Traditionally thought of as a pediatric diagnostic and therapeutic dilemma, the diagnostic rate and spectrum of inborn errors of metabolism (IEM) in the adult population is largely unknown. A retrospective chart review of patients seen by the Michigan Medicine Adult Medical Genetics Clinic for clinical evaluation from 2014 to 2018 was conducted. Patients referred for a primary indication possibly consistent with an IEM were considered. Variables included age at genetic evaluation, symptom onset age, sex, clinical course, organ systems involved, developmental history, family history and prior genetic testing. Of patients evaluated during the study period, 112 were referred for an indication possibly consistent with an IEM and underwent a complete biochemical workup with an IEM diagnostic rate of 9.8% achieved. An additional 9.8% were diagnosed with a non-IEM genetic diagnosis. Management changes were implemented in all IEM diagnoses. Metabolic disorders in the adult population are under-recognized and under-diagnosed. This report demonstrates the need for clinicians to consider these diagnoses in adults and either refer to a genetics clinic or initiate a biochemical workup. As advances in diagnosis, treatment, and life expectancy of patients with IEMs increases, recognizing and diagnosing these conditions can significantly impact care.

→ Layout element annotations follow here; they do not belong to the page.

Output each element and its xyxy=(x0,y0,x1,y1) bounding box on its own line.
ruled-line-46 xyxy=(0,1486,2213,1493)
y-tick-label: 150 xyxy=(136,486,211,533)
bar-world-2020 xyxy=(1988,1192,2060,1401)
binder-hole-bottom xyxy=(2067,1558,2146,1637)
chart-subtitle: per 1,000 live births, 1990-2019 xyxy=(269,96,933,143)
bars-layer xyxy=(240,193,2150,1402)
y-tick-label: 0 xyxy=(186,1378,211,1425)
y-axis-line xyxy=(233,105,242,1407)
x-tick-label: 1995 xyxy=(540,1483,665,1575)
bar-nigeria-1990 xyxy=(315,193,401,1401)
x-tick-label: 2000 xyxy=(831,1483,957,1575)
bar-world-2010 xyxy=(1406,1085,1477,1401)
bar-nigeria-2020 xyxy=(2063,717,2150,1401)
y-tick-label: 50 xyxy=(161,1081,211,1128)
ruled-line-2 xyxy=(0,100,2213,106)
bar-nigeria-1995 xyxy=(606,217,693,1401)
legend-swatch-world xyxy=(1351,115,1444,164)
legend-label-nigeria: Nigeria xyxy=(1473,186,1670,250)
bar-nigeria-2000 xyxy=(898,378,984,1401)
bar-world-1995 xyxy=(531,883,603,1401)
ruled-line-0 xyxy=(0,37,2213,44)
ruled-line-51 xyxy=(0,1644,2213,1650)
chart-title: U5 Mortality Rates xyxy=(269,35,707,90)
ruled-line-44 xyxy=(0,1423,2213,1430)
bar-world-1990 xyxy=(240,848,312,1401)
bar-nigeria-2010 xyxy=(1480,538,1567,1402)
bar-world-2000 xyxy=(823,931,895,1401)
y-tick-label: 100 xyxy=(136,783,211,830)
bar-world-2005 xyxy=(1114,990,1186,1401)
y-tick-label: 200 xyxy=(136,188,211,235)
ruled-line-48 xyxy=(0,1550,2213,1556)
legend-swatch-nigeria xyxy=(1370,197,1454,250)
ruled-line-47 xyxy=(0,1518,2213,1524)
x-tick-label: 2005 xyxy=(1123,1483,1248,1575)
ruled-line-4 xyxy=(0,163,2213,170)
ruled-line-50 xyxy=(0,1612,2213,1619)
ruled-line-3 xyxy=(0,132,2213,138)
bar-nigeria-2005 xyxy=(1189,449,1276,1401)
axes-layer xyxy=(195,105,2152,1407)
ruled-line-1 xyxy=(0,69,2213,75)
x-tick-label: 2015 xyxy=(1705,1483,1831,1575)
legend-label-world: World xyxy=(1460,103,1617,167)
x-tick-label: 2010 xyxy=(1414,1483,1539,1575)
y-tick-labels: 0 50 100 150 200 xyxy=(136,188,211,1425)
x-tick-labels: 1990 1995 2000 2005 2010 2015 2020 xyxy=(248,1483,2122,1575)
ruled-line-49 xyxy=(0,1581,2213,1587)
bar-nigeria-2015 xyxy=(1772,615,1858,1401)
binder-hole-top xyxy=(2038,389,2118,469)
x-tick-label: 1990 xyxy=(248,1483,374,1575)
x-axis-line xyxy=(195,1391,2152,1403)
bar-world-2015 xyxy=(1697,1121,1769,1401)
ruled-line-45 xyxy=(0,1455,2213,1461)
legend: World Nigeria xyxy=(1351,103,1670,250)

传统上被认为是小儿诊断和治疗的难题，成人人群的先天性新陈代谢错误（IEM）的诊断率和诊断谱尚不清楚。对密歇根医学成人医学遗传学诊所2014年至2018年进行临床评估的患者进行回顾性图表审查。考虑转诊为可能符合IEM的主要适应症的患者。变量包括基因评估时的年龄，症状发作的年龄，性别，临床过程，涉及的器官系统，发育史，家族史和先前的基因检测。在研究期间评估的患者中，有112人被推荐可能与IEM相符的适应症，并接受了完整的生化检查，IEM诊断率为9.8％。另外9。8％被诊断为非IEM基因诊断。在所有IEM诊断中均进行了管理更改。成人人群中的代谢紊乱未被充分认识和诊断不足。该报告表明临床医生需要考虑成年人的这些诊断，并转诊至遗传学诊所或进行生化检查。随着IEM患者的诊断，治疗和预期寿命的提高，识别和诊断这些疾病会极大地影响护理。